Outre la part de l’activité agricole des membres du ménage, pour chaque exploitation doit être explorée la main-d’œuvre engagée: sexe, nombre de journées de travail, type de travail, rémunération, unité de rémunération (au forfait, à la journée, à la tâche, au résultat, etc.). Les unités familiales se distinguent par le fait que la fonction de gérant est assumée par un membre du ménage; dans le cas des femmes seules, cette fonction peut être occupée par un parent proche rétribué avec une partie de la production. Par conséquent, pour cerner la question de la main-d’oeuvre dans les petites unités de production, les informations suivantes seront saisies:

· les caractéristiques du ménage;
· les conditions générales du logement du ménage;
· les caractéristiques socio-démographiques de chaque membre du ménage;
· les caractéristiques de l’emploi de chacun des membres du ménage.


CARACTERISTIQUES DU MENAGE

· nombre de personnes;
· composition du ménage par sexe et par âge;
· type de ménage;
· identification et caractéristiques du chef de ménage.

Dans le document de la FAO du programme du recensement mondial, une typologie des ménages est proposée (pages 32 et 33). Une autre classification, développée par l’ONU/1984, met en rapport parenté, âge et sexe (ci-après quelques éléments à titre d’exemple):

· femme seule (ménage d’une seule personne);
· homme seul (ménage d’une seule personne);
· mère seule avec des enfants (dépendants);
· père seul avec des enfants (dépendants);
· ménage de deux générations sans enfant;
· ménage de trois générations; etc.

Il existe d’autres typologies basées uniquement sur les rapports de parenté. Aujourd’hui, le traitement informatique facilite l’introduction de différentes variables. Différentes combinaisons pour visualiser les structures familiales sont donc possibles. Quelle que soit la typologie adoptée, elle doit pouvoir établir un rapport entre producteurs et consommateurs, en particulier, en ce qui concerne la charge des consommateurs reposant sur l’exploitant ou l’exploitante, de façon à pouvoir effectuer des analyses différenciées par sexe.

CONDITIONS GENERALES DU LOGEMENT

Pour le logement, les informations intéressantes à recueillir dans une approche de genre et du respect de l’environnement sont celles relatives aux sources d’eau et d’énergie utilisées pour la cuisine. Ces données sont d’autant plus pertinentes à relever que les besoins en bois de feu de bon nombre de zones rurales exigeraient des technologies consommatrices de moins d’énergie et des sources alternatives pour alléger le travail et protéger l’environnement.
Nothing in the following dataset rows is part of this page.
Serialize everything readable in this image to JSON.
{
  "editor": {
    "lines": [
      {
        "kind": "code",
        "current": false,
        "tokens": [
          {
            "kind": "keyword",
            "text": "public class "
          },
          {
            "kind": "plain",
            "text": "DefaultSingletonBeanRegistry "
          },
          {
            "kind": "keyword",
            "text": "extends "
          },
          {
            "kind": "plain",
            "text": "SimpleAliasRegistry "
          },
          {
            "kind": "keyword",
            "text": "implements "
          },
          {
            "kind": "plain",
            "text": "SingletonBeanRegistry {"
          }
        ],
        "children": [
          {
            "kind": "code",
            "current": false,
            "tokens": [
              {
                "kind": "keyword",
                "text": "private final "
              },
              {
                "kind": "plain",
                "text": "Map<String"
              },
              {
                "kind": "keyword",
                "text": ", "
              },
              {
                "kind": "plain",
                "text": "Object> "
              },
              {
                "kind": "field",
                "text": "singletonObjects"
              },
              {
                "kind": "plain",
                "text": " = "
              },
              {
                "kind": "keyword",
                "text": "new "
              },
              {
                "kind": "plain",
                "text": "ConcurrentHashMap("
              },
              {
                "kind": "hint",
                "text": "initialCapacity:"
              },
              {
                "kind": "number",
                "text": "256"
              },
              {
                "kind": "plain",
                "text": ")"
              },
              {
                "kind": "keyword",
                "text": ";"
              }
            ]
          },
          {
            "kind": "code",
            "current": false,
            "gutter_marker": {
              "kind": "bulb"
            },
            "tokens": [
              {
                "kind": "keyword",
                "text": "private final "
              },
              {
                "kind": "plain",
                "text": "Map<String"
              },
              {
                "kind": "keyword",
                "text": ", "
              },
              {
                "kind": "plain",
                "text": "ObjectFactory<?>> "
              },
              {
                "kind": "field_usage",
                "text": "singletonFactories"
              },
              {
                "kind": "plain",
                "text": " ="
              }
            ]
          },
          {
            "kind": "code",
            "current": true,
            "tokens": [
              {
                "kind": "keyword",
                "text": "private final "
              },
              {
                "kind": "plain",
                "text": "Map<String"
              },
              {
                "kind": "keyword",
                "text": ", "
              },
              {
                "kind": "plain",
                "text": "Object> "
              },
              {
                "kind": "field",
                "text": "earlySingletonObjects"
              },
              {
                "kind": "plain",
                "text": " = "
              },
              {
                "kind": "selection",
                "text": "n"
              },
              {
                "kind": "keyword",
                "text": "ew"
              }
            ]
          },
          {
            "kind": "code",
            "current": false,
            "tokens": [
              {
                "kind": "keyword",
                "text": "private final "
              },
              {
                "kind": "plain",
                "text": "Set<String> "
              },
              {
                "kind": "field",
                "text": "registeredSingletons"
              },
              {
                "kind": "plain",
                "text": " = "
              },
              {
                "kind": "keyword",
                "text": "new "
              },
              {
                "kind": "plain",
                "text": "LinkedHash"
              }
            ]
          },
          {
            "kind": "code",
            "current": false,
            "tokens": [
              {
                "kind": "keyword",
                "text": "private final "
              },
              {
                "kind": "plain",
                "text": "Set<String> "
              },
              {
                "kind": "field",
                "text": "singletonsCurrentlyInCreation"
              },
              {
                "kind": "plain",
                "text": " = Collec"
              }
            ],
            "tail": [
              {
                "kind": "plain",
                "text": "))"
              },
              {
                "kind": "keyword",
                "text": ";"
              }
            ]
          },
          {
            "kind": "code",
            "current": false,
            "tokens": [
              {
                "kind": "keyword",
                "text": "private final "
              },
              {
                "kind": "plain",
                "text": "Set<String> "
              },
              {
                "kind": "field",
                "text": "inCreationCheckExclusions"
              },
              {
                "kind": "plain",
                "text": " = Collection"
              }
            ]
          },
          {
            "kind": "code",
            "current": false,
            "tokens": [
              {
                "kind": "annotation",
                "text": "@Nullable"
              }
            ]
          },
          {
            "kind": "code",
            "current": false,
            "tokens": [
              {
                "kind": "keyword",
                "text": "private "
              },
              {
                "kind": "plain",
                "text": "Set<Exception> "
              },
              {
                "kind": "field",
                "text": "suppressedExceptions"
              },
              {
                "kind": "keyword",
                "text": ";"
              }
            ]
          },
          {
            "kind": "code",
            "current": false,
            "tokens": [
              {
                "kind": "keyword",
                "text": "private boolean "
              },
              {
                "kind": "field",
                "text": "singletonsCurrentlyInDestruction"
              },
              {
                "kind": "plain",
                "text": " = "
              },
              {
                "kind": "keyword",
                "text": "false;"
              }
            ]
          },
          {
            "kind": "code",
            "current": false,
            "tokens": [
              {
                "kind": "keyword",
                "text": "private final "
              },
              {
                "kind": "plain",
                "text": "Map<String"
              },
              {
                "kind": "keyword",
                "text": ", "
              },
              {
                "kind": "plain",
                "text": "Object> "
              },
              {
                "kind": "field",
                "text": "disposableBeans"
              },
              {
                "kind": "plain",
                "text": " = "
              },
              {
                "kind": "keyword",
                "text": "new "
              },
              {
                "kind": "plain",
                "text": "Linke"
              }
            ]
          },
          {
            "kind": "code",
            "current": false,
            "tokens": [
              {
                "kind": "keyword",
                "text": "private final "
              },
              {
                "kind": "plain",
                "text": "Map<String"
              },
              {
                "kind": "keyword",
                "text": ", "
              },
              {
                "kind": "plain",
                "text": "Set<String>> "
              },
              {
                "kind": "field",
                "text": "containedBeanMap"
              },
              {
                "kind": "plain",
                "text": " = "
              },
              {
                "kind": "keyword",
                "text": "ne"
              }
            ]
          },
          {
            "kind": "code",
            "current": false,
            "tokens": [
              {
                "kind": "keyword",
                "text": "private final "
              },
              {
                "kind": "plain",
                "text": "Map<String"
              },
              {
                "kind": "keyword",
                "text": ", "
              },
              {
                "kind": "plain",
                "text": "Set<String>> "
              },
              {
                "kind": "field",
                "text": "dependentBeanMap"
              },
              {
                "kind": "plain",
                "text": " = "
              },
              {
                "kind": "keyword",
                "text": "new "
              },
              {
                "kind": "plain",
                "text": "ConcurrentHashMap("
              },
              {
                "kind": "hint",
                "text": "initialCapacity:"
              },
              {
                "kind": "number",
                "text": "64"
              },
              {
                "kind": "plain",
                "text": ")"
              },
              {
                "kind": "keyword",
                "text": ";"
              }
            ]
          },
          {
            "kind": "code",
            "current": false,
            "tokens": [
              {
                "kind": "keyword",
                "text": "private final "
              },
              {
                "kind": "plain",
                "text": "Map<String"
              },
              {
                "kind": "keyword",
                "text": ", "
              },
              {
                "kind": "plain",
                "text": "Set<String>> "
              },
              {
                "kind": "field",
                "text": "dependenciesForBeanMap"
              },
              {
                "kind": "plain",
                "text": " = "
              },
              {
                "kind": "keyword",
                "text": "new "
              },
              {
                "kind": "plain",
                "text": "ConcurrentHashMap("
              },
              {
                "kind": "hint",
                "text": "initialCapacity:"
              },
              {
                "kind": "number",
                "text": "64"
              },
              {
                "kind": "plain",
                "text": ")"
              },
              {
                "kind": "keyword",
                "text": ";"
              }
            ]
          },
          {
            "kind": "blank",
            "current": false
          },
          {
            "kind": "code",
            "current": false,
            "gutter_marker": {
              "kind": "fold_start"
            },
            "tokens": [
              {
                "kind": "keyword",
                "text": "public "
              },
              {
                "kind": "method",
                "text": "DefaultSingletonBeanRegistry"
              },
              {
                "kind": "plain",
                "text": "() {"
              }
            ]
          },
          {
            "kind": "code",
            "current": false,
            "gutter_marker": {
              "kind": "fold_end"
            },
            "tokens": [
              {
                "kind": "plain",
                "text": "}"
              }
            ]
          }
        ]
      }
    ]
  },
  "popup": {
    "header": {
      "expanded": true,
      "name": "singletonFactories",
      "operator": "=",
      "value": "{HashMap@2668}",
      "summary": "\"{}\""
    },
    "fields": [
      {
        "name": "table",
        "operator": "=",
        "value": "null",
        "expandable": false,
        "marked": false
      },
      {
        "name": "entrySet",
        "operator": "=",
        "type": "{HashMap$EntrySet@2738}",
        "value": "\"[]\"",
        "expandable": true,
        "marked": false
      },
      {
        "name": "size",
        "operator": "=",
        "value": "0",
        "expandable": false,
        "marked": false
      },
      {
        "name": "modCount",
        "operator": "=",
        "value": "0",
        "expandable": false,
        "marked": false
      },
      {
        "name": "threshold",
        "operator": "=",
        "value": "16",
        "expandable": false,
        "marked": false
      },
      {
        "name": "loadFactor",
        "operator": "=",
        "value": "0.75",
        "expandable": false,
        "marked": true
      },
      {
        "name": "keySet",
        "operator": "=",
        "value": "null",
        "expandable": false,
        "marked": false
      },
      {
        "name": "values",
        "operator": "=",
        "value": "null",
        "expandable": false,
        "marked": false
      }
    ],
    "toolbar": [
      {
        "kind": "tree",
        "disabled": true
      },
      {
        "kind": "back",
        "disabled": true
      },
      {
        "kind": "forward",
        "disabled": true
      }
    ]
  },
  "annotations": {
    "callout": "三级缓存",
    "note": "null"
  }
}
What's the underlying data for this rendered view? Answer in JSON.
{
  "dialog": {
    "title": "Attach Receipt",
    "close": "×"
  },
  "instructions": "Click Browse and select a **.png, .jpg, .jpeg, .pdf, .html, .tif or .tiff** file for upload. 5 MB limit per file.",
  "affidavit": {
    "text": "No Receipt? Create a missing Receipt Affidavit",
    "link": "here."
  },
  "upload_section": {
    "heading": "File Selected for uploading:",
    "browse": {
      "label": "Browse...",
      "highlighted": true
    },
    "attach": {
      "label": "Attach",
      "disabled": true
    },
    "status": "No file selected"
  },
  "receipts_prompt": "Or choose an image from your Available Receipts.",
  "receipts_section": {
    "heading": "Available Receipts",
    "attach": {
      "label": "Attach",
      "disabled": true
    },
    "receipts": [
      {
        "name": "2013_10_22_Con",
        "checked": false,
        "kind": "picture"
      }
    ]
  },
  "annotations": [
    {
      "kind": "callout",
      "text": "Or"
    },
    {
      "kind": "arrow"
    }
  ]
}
3.4.2.3. CARACTERISTIQUES DES MEMBRES DU MENAGE

Caractéristiques socio-démographiques des membres du ménage


Principales données à recueillir

· sexe et âge;
· lieu de naissance;
· lieu de résidence;
· état civil41 et nombre d’enfants pour les femmes en âge de procréer;

41 NDLT: Par rapport à l’état civil, il peut être pertinent de se référer à la situation matrimoniale de la famille, surtout au regard des “...unions monogames et des unions polygames, particulièrement importantes dans l’analyse du secteur agricole. Les unions polygames influent sur la manière dont les activités agricoles sont réparties entre maris et femmes, sur les responsabilités des membres du (des) ménage(s) et sur les conditions économiques générales.” (extrait de: FAO. 1996). Directives visant à améliorer les statistiques concernant les femmes. Statistiques tirées d’enquêtes agricoles nationales menées par certains pays du Proche-Orient. Rome, page 10.

· liens de parenté;
· niveau d’instruction: alphabétisation, scolarisation;
· langue maternelle;
· lieu de provenance des immigrés;
· migrations temporaires des membres présents, motifs et durée des absences; membres temporairement absents, causes de la migration et durée du séjour, lieu de destination; nombre d’enfants pour les femmes en âge de procréer.

Sexe et âge

Le sexe et l’âge de tous les membres du ménage doivent être enregistrés. La variable sexe est une information indispensable pour l’analyse des données selon le genre tandis que l’âge est essentiel à l’étude de la contribution des hommes et des femmes et de leur accès aux ressources en fonction des étapes de leur vie. Les enfants et les anciens sont souvent des actifs dans la production agricole de l’exploitation familiale. Le travail des enfants a des répercussions non négligeables sur leur santé et leur instruction.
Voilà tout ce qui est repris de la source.